These steps apply to PCCX AI repositories unless a repository documents a stricter release procedure.
This process records how maintainers create a release. It does not describe the current state of any repository.
- The release scope is maintainer-approved in an issue, discussion, or pull request.
- The release commit is identified on the default branch after review and merge.
- All required CI checks for the release commit are green in GitHub.
- Verification evidence exists for every release claim, including links to CI runs, test commands, artifacts, screenshots, or logs.
- Any known exclusions, limitations, or deferred items are written in the release notes.
Before tagging, collect an evidence bundle that can be linked from the GitHub release:
- Release commit SHA.
- Merged pull requests included in the release.
- Required CI check names, conclusions, and GitHub Actions run URLs.
- Manual verification commands and their outputs, when manual checks are part of the release.
- Artifact names, checksums, package links, or build output locations.
- Known limitations and unsupported scenarios.
Do not include production, timing-closure, device-inference, stable API, stable ABI, or performance statements unless the evidence bundle directly supports them.
- Open the commit page for the release commit on GitHub.
- Confirm every required branch-protection check has a passing conclusion.
- Open each required CI run and confirm it corresponds to the same commit SHA.
- Record the CI run URLs in the evidence bundle.
- Stop the release process if a required check is missing, pending, skipped unexpectedly, cancelled, failed, or tied to a different commit.
Use an annotated tag from the release commit after the CI gate and evidence collection are complete:
git fetch origin
git checkout main
git pull --ff-only origin main
git rev-parse HEAD
git tag -a vX.Y.Z -m "vX.Y.Z"
git push origin vX.Y.ZRules:
- The tag name must match the repository's versioning scheme. Use
vMAJOR.MINOR.PATCHwhen the repository has no stricter convention. - The tag must point to the exact release commit whose CI evidence was collected.
- Do not retag an existing release tag.
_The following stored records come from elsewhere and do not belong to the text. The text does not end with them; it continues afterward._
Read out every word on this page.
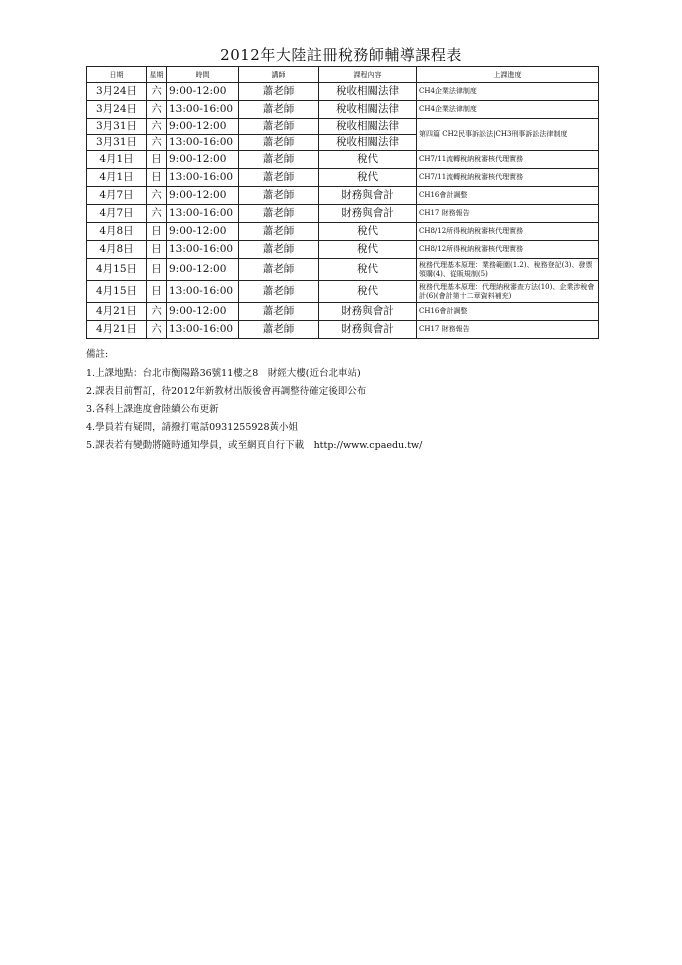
2012年大陸註冊稅務師輔導課程表
日期	星期	時間	講師	課程內容	上課進度
3月24日	六	9:00-12:00	蕭老師	稅收相關法律	CH4企業法律制度
3月24日	六	13:00-16:00	蕭老師	稅收相關法律	CH4企業法律制度
3月31日	六	9:00-12:00	蕭老師	稅收相關法律	第四篇 CH2民事訴訟法|CH3刑事訴訟法律制度
3月31日	六	13:00-16:00	蕭老師	稅收相關法律	
4月1日	日	9:00-12:00	蕭老師	稅代	CH7/11流轉稅納稅審核代理實務
4月1日	日	13:00-16:00	蕭老師	稅代	CH7/11流轉稅納稅審核代理實務
4月7日	六	9:00-12:00	蕭老師	財務與會計	CH16會計調整
4月7日	六	13:00-16:00	蕭老師	財務與會計	CH17 財務報告
4月8日	日	9:00-12:00	蕭老師	稅代	CH8/12所得稅納稅審核代理實務
4月8日	日	13:00-16:00	蕭老師	稅代	CH8/12所得稅納稅審核代理實務
4月15日	日	9:00-12:00	蕭老師	稅代	稅務代理基本原理：業務範圍(1.2)、稅務登記(3)、發票領購(4)、從販規制(5)
4月15日	日	13:00-16:00	蕭老師	稅代	稅務代理基本原理：代理納稅審查方法(10)、企業涉稅會計(6)(會計第十二章資料補充)
4月21日	六	9:00-12:00	蕭老師	財務與會計	CH16會計調整
4月21日	六	13:00-16:00	蕭老師	財務與會計	CH17 財務報告
備註:
1.上課地點：台北市衡陽路36號11樓之8　財經大樓(近台北車站)
2.課表目前暫訂，待2012年新教材出版後會再調整待確定後即公布
3.各科上課進度會陸續公布更新
4.學員若有疑問，請撥打電話0931255928黃小姐
5.課表若有變動將隨時通知學員，或至網頁自行下載　http://www.cpaedu.tw/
If a tag was pushed incorrectly, document the incident and follow maintainer direction before taking further action.
Create the GitHub release from the pushed tag:
- Open GitHub Releases for the repository.
- Choose Draft a new release.
- Select the tag pushed in the tag step.
- Set the release title to the tag name unless the repository documents a different convention.
- Write release notes with:
- Summary of included changes.
- Links to merged pull requests or changelog entries.
- CI evidence links for the tagged commit.
- Manual verification evidence, if applicable.
- Artifact checksums or package links, if applicable.
- Known limitations, exclusions, and follow-up work.
- Attach release artifacts only when they were produced by the verified commit or by documented release automation for that tag.
- Publish the GitHub release after another maintainer reviews the notes and evidence links.
- Confirm the release page points to the intended tag and commit.
- Confirm attached artifacts download and match recorded checksums when artifacts are used.
- Announce only the facts supported by the release notes and evidence bundle.
- Open follow-up issues for deferred items or problems found after publication.